# Quick update on Penzoil EURO LX for my particular car.



## MRO1791 (Sep 2, 2016)

Cruz15 said:


> I lost a lot of turbo spooling speed, the old oil allowed the turbo to spool up much, much faster.
> I will have to see how the OCI progresses, if it stays the same I will go back to the Motul 8100 X-Clean EFE product.
> So more turbo lag and less crisp fuel pedal. I didnt expect this with the oil as it is rated for better overall fuel mileage I thought the spool time would relatively stay the same. I have not checked my Map sensor will do that tomorrow. It was an abrupt change so expect no problem, oil fill level is the same.
> Cheers.


Is your car the LUZ Gen 1? This is posted in Gen 2. Can't say I've seen the difference in either my Gen 1s or Gen 2s, I've been running mostly the Penzoil in both, though I did try some Amsoil at one time, and could not detect a noticable difference in turbo spool time on that particular Gen 1, thought the Kerma TDI tune that I tried made a big difference in throuttle response and turbo spool time. I would think it's unlikely oil that is within the specified viscosity range will cause a measureable difference in turbo spool times.


----------



## Ma v e n (Oct 8, 2018)

Guess it ended up not being the best oil there is for these cars....eh?


----------



## Cruz15 (Mar 17, 2016)

Ma v e n said:


> Guess it ended up not being the best oil there is for these cars....eh?

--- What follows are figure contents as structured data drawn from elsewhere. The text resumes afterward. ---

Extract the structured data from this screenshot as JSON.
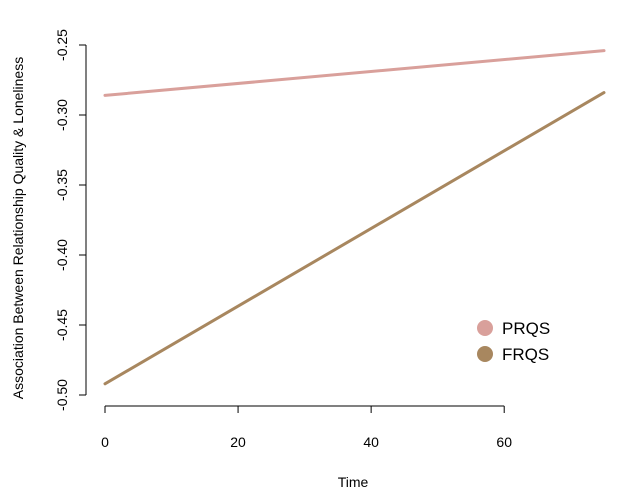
{
  "chart_data": {
    "type": "line",
    "title": "",
    "xlabel": "Time",
    "ylabel": "Association Between Relationship Quality & Loneliness",
    "xlim": [
      0,
      75
    ],
    "ylim": [
      -0.5,
      -0.25
    ],
    "xticks": [
      0,
      20,
      40,
      60
    ],
    "yticks": [
      -0.5,
      -0.45,
      -0.4,
      -0.35,
      -0.3,
      -0.25
    ],
    "xtick_labels": [
      "0",
      "20",
      "40",
      "60"
    ],
    "ytick_labels": [
      "-0.50",
      "-0.45",
      "-0.40",
      "-0.35",
      "-0.30",
      "-0.25"
    ],
    "grid": false,
    "legend_position": "bottom-right",
    "series": [
      {
        "name": "PRQS",
        "color": "#d9a09b",
        "x": [
          0,
          75
        ],
        "y": [
          -0.286,
          -0.254
        ]
      },
      {
        "name": "FRQS",
        "color": "#a8875f",
        "x": [
          0,
          75
        ],
        "y": [
          -0.492,
          -0.284
        ]
      }
    ]
  }
}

Your right so far. Protects better drives much worse. Just what I have seen.


----------



## Cruz15 (Mar 17, 2016)

MRO1791 said:


> Is your car the LUZ Gen 1? This is posted in Gen 2. Can't say I've seen the difference in either my Gen 1s or Gen 2s, I've been running mostly the Penzoil in both, though I did try some Amsoil at one time, and could not detect a noticable difference in turbo spool time on that particular Gen 1, thought the Kerma TDI tune that I tried made a big difference in throuttle response and turbo spool time. I would think it's unlikely oil that is within the specified viscosity range will cause a measureable difference in turbo spool times.


I used to have a Gen 1 and I should have kept it, anyway. I now have a Gen 2. 
I am very sensitive to any changes in how my cars drive.


----------



## Cruz15 (Mar 17, 2016)

I cleaned my Map thoroughly and my Maf I will let you know over the week if there is any changes.

Does anyone have the new calibration numbers?. I think my ECU was updated, even after I said not to update.


----------